In the second study, scientists found that a more complex set of species interactions than previously assumed likely influence these halos. Using a combination of very high definition remote underwater video camera traps and traditional ecological studies on coral reefs within Australia’s Great Barrier Reef, Madin observed that in addition to the plant-eating fishes known to play a role in halo formation, invertebrate-eating fishes that dig in the sand for prey were disrupting the algae out to the halos’ edges and making them bigger. Another piece of the puzzle had been revealed.

Their work, in other words, suggests that the presence of halos may fill in as an indicator of aspects of reef ecosystem health because halos are associated to be the indirect outcome with healthy predator and herbivore populaces. Madin’s continuous studies of halos have demonstrated that they can show up and vanish after some time and change fundamentally in size. This phenomenon that suggests environmental factors also influence halos.

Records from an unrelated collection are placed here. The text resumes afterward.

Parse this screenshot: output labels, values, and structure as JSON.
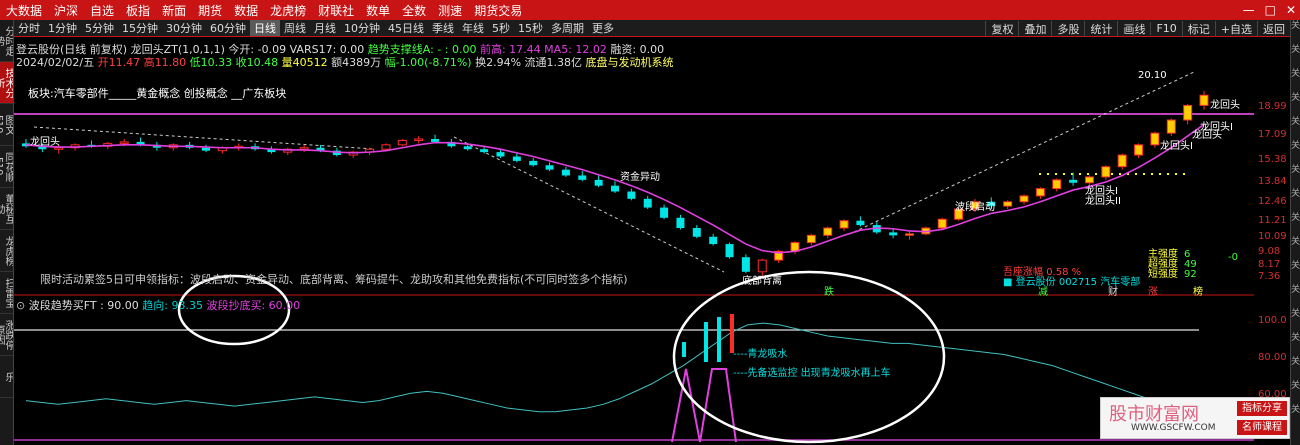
{
  "menu": [
    "大数据",
    "沪深",
    "自选",
    "板指",
    "新面",
    "期货",
    "数据",
    "龙虎榜",
    "财联社",
    "数单",
    "全数",
    "测速",
    "期货交易"
  ],
  "window_controls": [
    "—",
    "□",
    "✕"
  ],
  "left_rail": [
    "分时走势",
    "技术分析",
    "图文F10",
    "同花顺F10",
    "董秘互动",
    "龙虎榜",
    "扫雷宝",
    "涨跌停原因",
    "乐"
  ],
  "right_rail": [
    "关",
    "关",
    "关",
    "关",
    "关",
    "关",
    "关",
    "关",
    "关",
    "关",
    "关",
    "关",
    "关",
    "关",
    "关",
    "关",
    "关"
  ],
  "periods": [
    "分时",
    "1分钟",
    "5分钟",
    "15分钟",
    "30分钟",
    "60分钟",
    "日线",
    "周线",
    "月线",
    "10分钟",
    "45日线",
    "季线",
    "年线",
    "5秒",
    "15秒",
    "多周期",
    "更多"
  ],
  "period_selected": "日线",
  "toolbar_right": [
    "复权",
    "叠加",
    "多股",
    "统计",
    "画线",
    "F10",
    "标记",
    "+自选",
    "返回"
  ],
  "info_line1": {
    "name": "登云股份(日线 前复权)",
    "ind": "龙回头ZT(1,0,1,1)",
    "open": "今开: -0.09",
    "vars": "VARS17: 0.00",
    "support": "趋势支撑线A: - : 0.00",
    "high": "前高: 17.44",
    "ma5": "MA5: 12.02",
    "rz": "融资: 0.00"
  },
  "info_line2": {
    "date": "2024/02/02/五",
    "o": "开11.47",
    "h": "高11.80",
    "l": "低10.33",
    "c": "收10.48",
    "v": "量40512",
    "amt": "额4389万",
    "chg": "幅-1.00(-8.71%)",
    "turn": "换2.94%",
    "flow": "流通1.38亿",
    "concept": "底盘与发动机系统"
  },
  "plate": "板块:汽车零部件_____黄金概念 创投概念 __广东板块",
  "promo": "限时活动累签5日可申领指标：波段启动、资金异动、底部背离、筹码提牛、龙助攻和其他免费指标(不可同时签多个指标)",
  "indicator": {
    "title": "波段趋势买FT : 90.00",
    "trend": "趋向: 93.35",
    "buy": "波段抄底买: 60.00"
  },
  "y_main": [
    "18.99",
    "17.09",
    "15.38",
    "13.84",
    "12.46",
    "11.21",
    "10.09",
    "9.08",
    "8.17",
    "7.36"
  ],
  "y_sub": [
    "100.0",
    "80.00",
    "60.00"
  ],
  "annotations": {
    "peak": "20.10",
    "long1": "龙回头",
    "long2": "龙回头I",
    "long3": "龙回头",
    "long4": "龙回头I",
    "long5": "龙回头II",
    "long_left": "龙回头",
    "fund": "资金异动",
    "bottom": "底部背离",
    "start": "波段启动",
    "qinglong": "----青龙吸水",
    "follow": "----先备选监控  出现青龙吸水再上车",
    "die": "跌",
    "zhang": "涨",
    "jian": "减",
    "cai": "财",
    "bang": "榜"
  },
  "strength": [
    {
      "label": "主强度",
      "value": "6"
    },
    {
      "label": "超强度",
      "value": "49"
    },
    {
      "label": "短强度",
      "value": "92"
    }
  ],
  "strength_extra": "-0",
  "right_info": {
    "up": "吾座涨幅",
    "up_val": "0.58 %",
    "stock": "登云股份",
    "code": "002715",
    "sector": "汽车零部"
  },
  "watermark": {
    "title": "股市财富网",
    "url": "WWW.GSCFW.COM",
    "btn1": "指标分享",
    "btn2": "名师课程"
  },
  "colors": {
    "menu": "#c81414",
    "up": "#ff2a2a",
    "down": "#00e5e5",
    "ma": "#e040e0",
    "yellow": "#ffff00"
  },
  "chart_data": {
    "type": "candlestick",
    "title": "登云股份",
    "period": "日线",
    "y_range": [
      7.0,
      20.5
    ],
    "ylim_sub": [
      40,
      105
    ],
    "candles": [
      [
        16.5,
        16.8,
        16.2,
        16.3
      ],
      [
        16.3,
        16.5,
        15.9,
        16.1
      ],
      [
        16.1,
        16.4,
        15.8,
        16.2
      ],
      [
        16.2,
        16.5,
        16.0,
        16.4
      ],
      [
        16.4,
        16.7,
        16.2,
        16.3
      ],
      [
        16.3,
        16.6,
        16.1,
        16.5
      ],
      [
        16.5,
        16.8,
        16.3,
        16.6
      ],
      [
        16.6,
        16.9,
        16.3,
        16.4
      ],
      [
        16.4,
        16.6,
        16.0,
        16.2
      ],
      [
        16.2,
        16.5,
        16.0,
        16.4
      ],
      [
        16.4,
        16.6,
        16.1,
        16.2
      ],
      [
        16.2,
        16.4,
        15.9,
        16.0
      ],
      [
        16.0,
        16.3,
        15.8,
        16.2
      ],
      [
        16.2,
        16.5,
        16.0,
        16.3
      ],
      [
        16.3,
        16.5,
        16.0,
        16.1
      ],
      [
        16.1,
        16.3,
        15.8,
        15.9
      ],
      [
        15.9,
        16.2,
        15.7,
        16.1
      ],
      [
        16.1,
        16.4,
        15.9,
        16.2
      ],
      [
        16.2,
        16.4,
        15.9,
        16.0
      ],
      [
        16.0,
        16.2,
        15.6,
        15.7
      ],
      [
        15.7,
        16.0,
        15.5,
        15.9
      ],
      [
        15.9,
        16.2,
        15.7,
        16.1
      ],
      [
        16.1,
        16.5,
        16.0,
        16.4
      ],
      [
        16.4,
        16.8,
        16.3,
        16.7
      ],
      [
        16.7,
        17.0,
        16.5,
        16.8
      ],
      [
        16.8,
        17.1,
        16.5,
        16.6
      ],
      [
        16.6,
        16.8,
        16.2,
        16.3
      ],
      [
        16.3,
        16.5,
        16.0,
        16.1
      ],
      [
        16.1,
        16.3,
        15.8,
        15.9
      ],
      [
        15.9,
        16.1,
        15.5,
        15.6
      ],
      [
        15.6,
        15.8,
        15.2,
        15.3
      ],
      [
        15.3,
        15.5,
        14.9,
        15.0
      ],
      [
        15.0,
        15.2,
        14.6,
        14.7
      ],
      [
        14.7,
        14.9,
        14.2,
        14.3
      ],
      [
        14.3,
        14.6,
        13.9,
        14.0
      ],
      [
        14.0,
        14.3,
        13.5,
        13.6
      ],
      [
        13.6,
        13.9,
        13.1,
        13.2
      ],
      [
        13.2,
        13.4,
        12.6,
        12.7
      ],
      [
        12.7,
        12.9,
        12.0,
        12.1
      ],
      [
        12.1,
        12.3,
        11.3,
        11.4
      ],
      [
        11.4,
        11.6,
        10.6,
        10.7
      ],
      [
        10.7,
        10.9,
        10.0,
        10.1
      ],
      [
        10.1,
        10.3,
        9.5,
        9.6
      ],
      [
        9.6,
        9.7,
        8.6,
        8.7
      ],
      [
        8.7,
        8.9,
        7.6,
        7.7
      ],
      [
        7.7,
        8.6,
        7.4,
        8.5
      ],
      [
        8.5,
        9.2,
        8.3,
        9.1
      ],
      [
        9.1,
        9.8,
        8.9,
        9.7
      ],
      [
        9.7,
        10.3,
        9.5,
        10.2
      ],
      [
        10.2,
        10.8,
        10.0,
        10.7
      ],
      [
        10.7,
        11.3,
        10.5,
        11.2
      ],
      [
        11.2,
        11.5,
        10.8,
        10.9
      ],
      [
        10.9,
        11.1,
        10.3,
        10.4
      ],
      [
        10.4,
        10.6,
        10.0,
        10.2
      ],
      [
        10.2,
        10.5,
        9.9,
        10.3
      ],
      [
        10.3,
        10.8,
        10.2,
        10.7
      ],
      [
        10.7,
        11.4,
        10.6,
        11.3
      ],
      [
        11.3,
        12.1,
        11.2,
        12.0
      ],
      [
        12.0,
        12.7,
        11.8,
        12.5
      ],
      [
        12.5,
        12.8,
        12.0,
        12.2
      ],
      [
        12.2,
        12.6,
        12.0,
        12.5
      ],
      [
        12.5,
        13.0,
        12.3,
        12.9
      ],
      [
        12.9,
        13.5,
        12.7,
        13.4
      ],
      [
        13.4,
        14.1,
        13.2,
        14.0
      ],
      [
        14.0,
        14.5,
        13.6,
        13.8
      ],
      [
        13.8,
        14.3,
        13.5,
        14.2
      ],
      [
        14.2,
        15.0,
        14.0,
        14.9
      ],
      [
        14.9,
        15.8,
        14.7,
        15.7
      ],
      [
        15.7,
        16.5,
        15.5,
        16.4
      ],
      [
        16.4,
        17.3,
        16.2,
        17.2
      ],
      [
        17.2,
        18.2,
        17.0,
        18.1
      ],
      [
        18.1,
        19.2,
        17.8,
        19.1
      ],
      [
        19.1,
        20.1,
        18.8,
        19.8
      ]
    ],
    "ma": [
      16.4,
      16.3,
      16.25,
      16.25,
      16.3,
      16.35,
      16.4,
      16.4,
      16.35,
      16.3,
      16.3,
      16.25,
      16.2,
      16.2,
      16.2,
      16.1,
      16.05,
      16.05,
      16.0,
      15.9,
      15.85,
      15.9,
      16.0,
      16.2,
      16.4,
      16.55,
      16.55,
      16.45,
      16.3,
      16.1,
      15.85,
      15.6,
      15.3,
      15.0,
      14.7,
      14.35,
      14.0,
      13.6,
      13.15,
      12.65,
      12.1,
      11.5,
      10.9,
      10.25,
      9.6,
      9.15,
      9.0,
      9.1,
      9.4,
      9.8,
      10.2,
      10.55,
      10.7,
      10.65,
      10.5,
      10.45,
      10.6,
      10.95,
      11.35,
      11.7,
      11.9,
      12.15,
      12.5,
      12.9,
      13.3,
      13.55,
      13.85,
      14.3,
      14.85,
      15.5,
      16.2,
      17.0,
      17.8
    ],
    "sub_line": [
      57,
      56,
      55,
      56,
      57,
      58,
      57,
      56,
      55,
      56,
      57,
      56,
      55,
      54,
      55,
      56,
      57,
      58,
      59,
      58,
      57,
      56,
      57,
      59,
      61,
      62,
      61,
      59,
      57,
      55,
      53,
      52,
      51,
      51,
      52,
      53,
      55,
      58,
      62,
      66,
      71,
      76,
      82,
      88,
      94,
      98,
      99,
      98,
      96,
      94,
      92,
      91,
      90,
      89,
      88,
      88,
      87,
      86,
      85,
      84,
      83,
      82,
      80,
      78,
      76,
      73,
      70,
      67,
      64,
      61,
      58,
      55,
      52
    ]
  }
}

Madin said, “We urgently need more cost- and time-efficient ways of monitoring such reefs. Our work couples freely-available satellite imagery, with traditional field-based experiments and observations, to start to unravel the mystery of what the globally-widespread patterns of ‘halos’ around coral reefs can tell us about how reef ecosystems may be changing over space and/or time due to fisheries or marine reserves.”

“This will, therefore, pave the way for the development of a novel, technology-based solution to the challenge of monitoring large areas of coral reef and enable management of healthy reef ecosystems and sustainable fisheries.”